Renovated Family Home in Observatory

PHOTOS Micky Hoyle PRODUCTION Sumien Brink WORDS Bibi Slippers


Husband-and-wife team Heinrich and Ilze Wolff of Wolff Architects redesigned an old Victorian house in Cape Town to reflect their idea of an unpretentious and liveable home.

“We were looking for a dump, and this was it.” Award-winning architect Heinrich Wolff begins the tale of how he and wife Ilze turned a decrepit hovel of a Victorian house into a contemporary home with a laugh. “The former owner was a narcotics user who stripped the house bare. It was in such a state it wasn’t even on the estate agent’s list, but it was exactly what we wanted: an empty shell,” Ilze adds.

They knew this was “their house” once they’d seen the light quality in and the view of Devil’s Peak from the front room. “It was a glowing moment in our search,” Ilze says. “We had seen so many buildings, but it didn’t make sense for us to pay for someone else’s expensive renovations that didn’t reflect our design ethos.”

Ilze and Heinrich both liked the fact that Victorian architecture is based around rooms, and decided to restore the front end of the house to its former glory. They added a wholly contemporary space to the back of this. “It’s this idea of grafting,” Heinrich says. “We wanted to show the younger generation’s capacity to reimagine our received culture. Because our culture carries baggage, we have to transform it into something that’s our own.”
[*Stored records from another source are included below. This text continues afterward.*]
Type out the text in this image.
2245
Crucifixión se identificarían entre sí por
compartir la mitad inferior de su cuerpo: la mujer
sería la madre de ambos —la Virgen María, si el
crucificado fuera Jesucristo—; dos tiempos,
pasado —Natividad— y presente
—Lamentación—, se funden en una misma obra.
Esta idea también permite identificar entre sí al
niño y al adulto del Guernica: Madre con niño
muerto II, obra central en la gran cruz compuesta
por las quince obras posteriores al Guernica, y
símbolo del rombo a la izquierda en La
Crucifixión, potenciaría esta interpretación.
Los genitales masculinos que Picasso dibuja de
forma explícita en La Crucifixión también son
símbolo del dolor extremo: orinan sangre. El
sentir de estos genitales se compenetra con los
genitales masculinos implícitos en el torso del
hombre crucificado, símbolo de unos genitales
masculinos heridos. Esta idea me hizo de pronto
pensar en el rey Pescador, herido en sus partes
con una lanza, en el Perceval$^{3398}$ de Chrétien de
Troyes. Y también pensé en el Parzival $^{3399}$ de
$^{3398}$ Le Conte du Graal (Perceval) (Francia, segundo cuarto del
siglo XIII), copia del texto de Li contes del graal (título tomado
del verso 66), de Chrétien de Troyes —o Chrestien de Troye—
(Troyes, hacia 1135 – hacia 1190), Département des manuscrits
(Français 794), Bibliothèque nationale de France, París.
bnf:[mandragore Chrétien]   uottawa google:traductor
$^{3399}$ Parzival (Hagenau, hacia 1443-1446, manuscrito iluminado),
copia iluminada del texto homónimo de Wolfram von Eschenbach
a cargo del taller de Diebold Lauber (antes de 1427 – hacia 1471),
Ilze says they were inspired by restoration work done by architects in Brazil. “They don’t just faithfully restore; they really add their own values to the space.”

They conceived the new addition to the house around the concept of a red cube, craftily divided into a kitchen, living room and open courtyard. A concrete slab supports the main bedroom and bathroom upstairs.

Ilze and Heinrich built the house themselves, resulting in some interesting challenges. “We hung the roof by its bootstraps and built the slab underneath it. We rebuilt some of the walls that carried the ceiling – so we kept historical things above and built new things below. Physically keeping the roof in the air was hard!”

At first they had no intention of building themselves, but extremely high quotes from builders drove them to take up the task. “We asked Gwen and Gawie Fagan for advice, because they also did their own house. They both agreed they’d do it all over again if they had the chance, but Gwen said if we wanted to give ourselves a real deadline, we should have children at the same time,” Ilze remembers.

They managed to finish the project before populating the front room with two boys. “It was going to be our work room and studio,” Ilze muses with a smile, “but things change.”

And if they could do it again, would they change anything? Heinrich: “We probably could have made it smaller. We sit very far from the TV.”

Ilze: “I still don’t know why we have two basins in our bathroom.”

“We were trying to elevate ourselves out of the middle class,” Heinrich says, laughing, aptly ending the story the way it began.